É muito comum ouvir às pessoas a expressão «Dantes é que era bom!». De uma forma ou de outra, esta afirmação tem sido normalmente conotada com espíritos reaccionários [para usar uma linguagem do PREC], conservadores, incapazes de aceitar, pelo menos de bom grado, que as coisas mudam.
Como explicar, então, a permanência desta atitude se Tudo é devir, diz o Moyle citando Heráclito e alardeando a vastidão oceânica da sua cultura clássica? Podemos seguir várias direcções em busca de uma resposta e, para não variar muito em relação ao que é hábito, seguiremos algumas propositadamente escolhidas só para chegarmos à conclusão de que estão erradas e, com isso, exaltar com louvores a radiante sapiência desta vossa luz, que é o Moyle [convém esclarecer este ponto porque podiam entusiasmar-se e achar que a radiância era relativa ao vosso monitor e não ao justo brilho intelectual da pérola da cultura ocidental que escreve este blog]. Mas voltemos ao que interessa.
Poder-se-ia achar que as pessoas mantêm essa atitude saudosista e/ou revivalista por tomarem consciência da inexorabilidade do tempo, recordando-os, embora inconscientemente, de que estão mais perto de serem fertilizante de ciprestes.
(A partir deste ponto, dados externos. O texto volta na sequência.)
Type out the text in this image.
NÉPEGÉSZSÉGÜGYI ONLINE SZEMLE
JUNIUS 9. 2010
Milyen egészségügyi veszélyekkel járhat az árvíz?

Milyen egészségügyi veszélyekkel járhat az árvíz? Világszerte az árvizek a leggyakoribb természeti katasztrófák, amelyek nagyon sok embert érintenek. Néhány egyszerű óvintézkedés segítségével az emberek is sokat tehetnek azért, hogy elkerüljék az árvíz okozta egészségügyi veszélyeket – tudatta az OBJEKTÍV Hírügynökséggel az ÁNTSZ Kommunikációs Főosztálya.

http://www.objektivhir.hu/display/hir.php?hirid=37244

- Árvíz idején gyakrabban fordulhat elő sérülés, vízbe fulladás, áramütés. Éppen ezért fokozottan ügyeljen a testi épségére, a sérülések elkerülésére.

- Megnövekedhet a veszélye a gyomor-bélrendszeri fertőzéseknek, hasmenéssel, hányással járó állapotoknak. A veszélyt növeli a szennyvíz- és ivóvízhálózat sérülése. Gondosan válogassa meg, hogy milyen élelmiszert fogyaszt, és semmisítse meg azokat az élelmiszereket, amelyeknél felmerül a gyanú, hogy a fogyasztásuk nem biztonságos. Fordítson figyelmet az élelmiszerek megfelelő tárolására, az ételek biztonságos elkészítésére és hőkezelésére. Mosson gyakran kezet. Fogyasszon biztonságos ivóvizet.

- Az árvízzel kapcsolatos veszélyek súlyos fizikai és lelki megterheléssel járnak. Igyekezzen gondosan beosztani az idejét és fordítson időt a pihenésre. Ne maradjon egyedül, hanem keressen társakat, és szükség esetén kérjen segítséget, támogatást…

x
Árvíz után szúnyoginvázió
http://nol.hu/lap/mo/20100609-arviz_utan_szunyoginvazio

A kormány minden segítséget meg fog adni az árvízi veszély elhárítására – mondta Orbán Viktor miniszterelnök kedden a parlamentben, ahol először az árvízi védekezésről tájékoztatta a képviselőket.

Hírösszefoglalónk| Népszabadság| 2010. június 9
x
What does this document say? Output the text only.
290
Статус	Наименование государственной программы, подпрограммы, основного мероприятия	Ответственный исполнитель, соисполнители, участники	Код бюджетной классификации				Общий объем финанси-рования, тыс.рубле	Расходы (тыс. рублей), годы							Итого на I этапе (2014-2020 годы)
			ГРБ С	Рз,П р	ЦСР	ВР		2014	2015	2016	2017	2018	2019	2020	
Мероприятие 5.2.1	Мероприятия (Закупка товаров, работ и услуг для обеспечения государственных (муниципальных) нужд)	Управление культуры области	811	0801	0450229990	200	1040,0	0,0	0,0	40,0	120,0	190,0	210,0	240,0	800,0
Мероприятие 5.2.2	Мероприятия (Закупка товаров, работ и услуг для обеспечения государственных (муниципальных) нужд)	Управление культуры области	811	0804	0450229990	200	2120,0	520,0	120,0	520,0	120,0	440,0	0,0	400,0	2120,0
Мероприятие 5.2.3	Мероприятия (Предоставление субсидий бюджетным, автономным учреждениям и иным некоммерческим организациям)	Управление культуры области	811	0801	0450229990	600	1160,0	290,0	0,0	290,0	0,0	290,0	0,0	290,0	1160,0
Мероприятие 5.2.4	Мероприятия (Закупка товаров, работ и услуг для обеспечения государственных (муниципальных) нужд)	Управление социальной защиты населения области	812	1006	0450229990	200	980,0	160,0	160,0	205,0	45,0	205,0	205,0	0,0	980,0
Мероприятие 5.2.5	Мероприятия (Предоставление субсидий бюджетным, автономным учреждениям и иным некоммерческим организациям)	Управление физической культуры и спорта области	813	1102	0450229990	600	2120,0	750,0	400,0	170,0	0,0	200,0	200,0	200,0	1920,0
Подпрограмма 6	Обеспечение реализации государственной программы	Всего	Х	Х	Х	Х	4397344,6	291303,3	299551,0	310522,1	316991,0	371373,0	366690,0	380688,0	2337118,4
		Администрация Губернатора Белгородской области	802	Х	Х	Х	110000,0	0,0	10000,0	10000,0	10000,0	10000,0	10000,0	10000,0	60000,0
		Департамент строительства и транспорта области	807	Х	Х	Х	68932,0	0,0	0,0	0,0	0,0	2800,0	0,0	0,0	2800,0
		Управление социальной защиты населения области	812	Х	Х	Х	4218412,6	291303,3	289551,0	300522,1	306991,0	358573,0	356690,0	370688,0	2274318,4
Por esse motivo, refugiam-se numa mítica “Idade de Ouro”, passada e irrecuperável, para não lidarem com o inevitável facto de não estarem a ficar mais novos. É esta uma argumentação simplória – não vou dizer idiota porque não quero faltar ao respeito a ninguém.
Sendo mais pragmáticos, podemos ver naquela afirmação a dificuldade que as pessoas mais velhas sentem em se adaptar ao presente, à aceleração dos dias, ao progresso tecnológico, à velocidade estonteante que o consumo material deu às modas, tendências, estéticas e comportamentos, que se sucedem caleidoscopicamente. O que estas pessoas temem não é o futuro mas um presente que sentem como instabilidade. Mais uma parvoíce pegada, feita para embrutecer as massas.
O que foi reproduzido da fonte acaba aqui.